All that torque is distributed to the four wheels through Porsche's PDK semi-automatic, dual-clutch transmission. Torque vectoring further aids the distribution of torque to the correct wheels and a launch control system allows a 0-100kph time of 3.1 seconds. The 911 Turbo S builds acceleration stupendously. It's so, so fast you are left catching your breath and realigning your wits to prepare for the corners that come up quicker than you expected. It's incredible turn of speed isn't accompanied by the typical Italian savagery, you don't hear the gearbox crack into every gear or the brutal kick in your back every time the torque hits the driven wheels. The 911 Turbo S is so incredibly linear. 0-200kph seems like one big tidal wave, and there is barely any perceptible nudge every time the transmission shifts gears. And left in automatic mode, the engine feels seamless. You see only the rev counter in front of your eyes, not the speedo, and watching the tacho hit its 7200rpm redline with machine gun tempo or the G-Force meter with its ball bouncing all over the screen can be distracting.

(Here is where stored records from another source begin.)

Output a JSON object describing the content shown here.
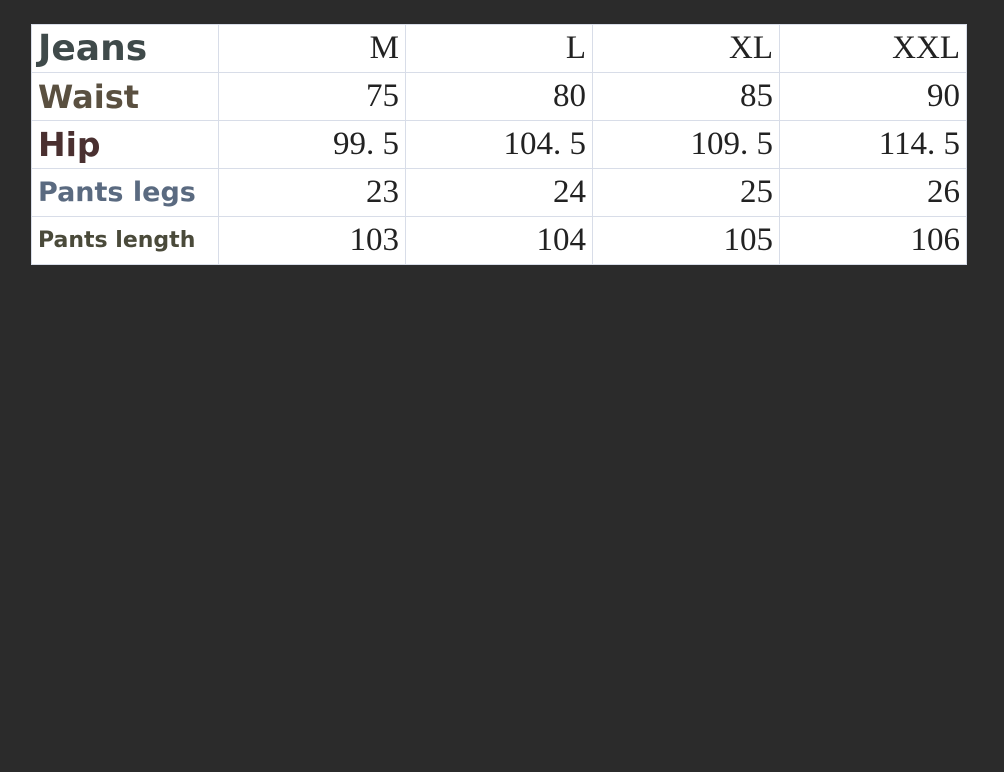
{
  "table": {
    "header": {
      "label": "Jeans",
      "sizes": [
        "M",
        "L",
        "XL",
        "XXL"
      ]
    },
    "rows": [
      {
        "label": "Waist",
        "values": [
          "75",
          "80",
          "85",
          "90"
        ]
      },
      {
        "label": "Hip",
        "values": [
          "99. 5",
          "104. 5",
          "109. 5",
          "114. 5"
        ]
      },
      {
        "label": "Pants legs",
        "values": [
          "23",
          "24",
          "25",
          "26"
        ]
      },
      {
        "label": "Pants length",
        "values": [
          "103",
          "104",
          "105",
          "106"
        ]
      }
    ],
    "label_colors": [
      "#3f4a4a",
      "#5a5040",
      "#4a3030",
      "#5a6a80",
      "#4a4a3a"
    ]
  }
}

The only two issues I had with the 911 Turbo S are the ingress and egress. This is a difficult car to get in and out of because its perched low. Yet, the Cayman S I drove recently felt like you needed a much more flexible body to contort in and out of the driver's seat.
The other issue I had with this car is the lack of an adequately inspiring soundtrack. The exhaust has been engineered to make a sound, it's just not Hans Zimmer's rising octaves for the Dark Knight! For once, I found myself not needing to turn down the volume on the sound system to listen to the exhaust note. Terribly disappointed by the lack of a complementary audio track!

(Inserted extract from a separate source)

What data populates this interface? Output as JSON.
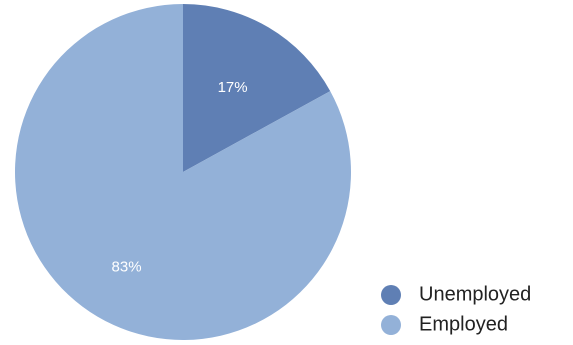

I can't remember the last time I wanted a car this badly. The 911 Turbo S is a masterstroke, an everyday car but also super on every occasion. It will be launched in India shortly and I think there will be a few complications, especially that front spoiler which will simply disintegrate on our roads if you take the speedo above 120kmph. That means this car will be best sampled on a racetrack. As for pricing, its definitely going to be more than a crore. In fact, several lakh more than the Rs 1.61 crore the car commands right now.
If it were up to me though, I'd definitely ignore the pricing because there is also a lot of equipment as standard in the Turbo S, such as the carbon ceramic brakes, a Burmester sound system, radar-based adaptive cruise control, adaptive LED headlamps with cornering ability and a whole lot more gizmos. In fact, despite Porsche's best intentions, they were unable to reduce the weight of the car because there are just so many luxury trappings still in there. Hard to imagine then, that despite the impressive kit and just a 6-cylinder engine, this car is completely bonkers when you floor the gas pedal.
The Porsche 911 Turbo S then may not be as flamboyant as a Lamborghini Gallardo, or seductive as a Ferrari 458 Italia but if you are seated in them, the only view of the 911 Turbo S you will have is of its tail lights.